Неудержимая паника опять охватила ее, и только напряжением тела и сознания Магдален сумела взять себя в руки, но страх осел где-то в глубине. Ей предстояло встретиться с бедой лицом к лицу, в одиночку, и во имя Авроры она должна обладать ясным сознанием, быть свободной от страха и не оглушенной им.

По мере того как они продвигались к югу, становилось все жарче. Они держались далеко от больших городов и с наступлением ночи разбивали лагерь где-нибудь в сельской глуши. Небольшие отряды воинства Дюрана время от времени делали вылазки на одинокие фермы и грабили крохотные деревушки. По возвращении у бандитов лица были сытыми, а глаза подернуты поволокой, и у Магдален пробегали по спине мурашки, когда они, пьяно шатаясь, лениво и немного застенчиво в ее присутствии сквернословили. Их начальник не препятствовал таким вылазкам, но когда двое из его людей не удосужились вернуться в лагерь до рассвета, он сам немедленно отправился по их следу, отыскал пьяных в дым бандитов на скотном дворе и без разговоров повесил их тут же как дезертиров, даже не дав им времени очухаться.

Магдален ехала на отдельной лошади, привязав ребенка впереди себя. Два вьючных мула тащили ее пожитки. Перед сдачей в плен ей приказали взять с собой все ее платья и драгоценности — требование, в ее понимании совершенно естественное для людей, которые пришли для того, чтобы грабить; теперь, правда, ей оставалось только строить домыслы, как они собираются поступить с ее имуществом. Ее верным служанкам не разрешили следовать за хозяйкой, и Дюран предложил ей взамен услуги грязных девиц из обоза или любого человека из его армии, на которого она укажет. Магдален поначалу отказывалась от помощи обозных девиц, но вскоре поняла, что самой заботиться о грудном ребенке в условиях военного марша по меньшей мере нелегко. Раньше она даже не представляла, сколько сил и времени уходит на купание ребенка и стирку пеленок; до сих пор все это делали Эрин и Марджери. Пришлось согласиться, чтобы обязанности служанок взяли на себя женщины. Еще больше Магдален страдала от недостатка уединения, что превращало кормление ребенка и отправление других надобностей в сущую пытку.

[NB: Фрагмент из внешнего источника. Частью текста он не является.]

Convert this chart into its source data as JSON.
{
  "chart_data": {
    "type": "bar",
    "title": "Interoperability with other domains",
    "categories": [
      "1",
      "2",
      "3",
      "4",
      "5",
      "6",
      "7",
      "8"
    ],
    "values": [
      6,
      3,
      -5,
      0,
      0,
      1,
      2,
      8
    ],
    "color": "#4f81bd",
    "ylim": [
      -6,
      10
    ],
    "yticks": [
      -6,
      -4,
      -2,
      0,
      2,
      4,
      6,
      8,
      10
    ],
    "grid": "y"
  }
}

В течение дня не было минуты, когда бы она не думала о побеге. Планы рождались так же быстро, как и умирали. Магдален глядела с надеждой на каждый город, мимо которого они проезжают: кто знает, может быть, на его людных улицах она встретит человека, который сообщит о ней в Бресс? Но они продолжали двигаться окольными путями, избегая больших дорог, и ее так тщательно охраняли, что шансон попасться кому-либо на глаза, а тем более перекинуться с кем-нибудь словом, не было совершенно.

Зеленые, покрытые буйной растительностью, прорезанные реками равнины Дордони остались позади, и характер местности изменился. Пыльные холмы Руссильона окаймляли зеленые виноградники, и на закате Пиренеи отбрасывали на них свою мощную тень. Когда появилось море, к Магдален пришло ощущение безграничного пространства — море, казалось, было слишком велико и безбрежно, чтобы заканчиваться на горизонте.

К концу пятой недели они достигли Каркассонской твердыни. Магдален так утомилась от путешествия, что даже страх перед встречей с кузеном куда-то отступил. Она испытывала облегчение при мысли о том, что она сможет, наконец, избавиться от мытарств утомительной поездки в обществе разбойников, этих неотесанных мужланов. Дорожная пыль въелась в кожу и волосы, забилась под ногти, так что невозможно было вновь представить себя чистой и умытой. Горло постоянно пересыхало, нос был забит пылью, и поскольку воды было мало, казалось, это навсегда. Единственной радостью за все это время для нее была Аврора. Девочка совершенно не обращала внимания на смену обстановки. Она спала на трясущейся спине лошади так же спокойно, как в своей колыбели под окном господской комнаты замка Бресс. Просыпалась она даже позже, и широко распахнутыми, безмятежными и смышлеными глазами оглядывалась вокруг, сосала кулачок, сучила ручками в воздухе, улыбаясь и весело воркуя.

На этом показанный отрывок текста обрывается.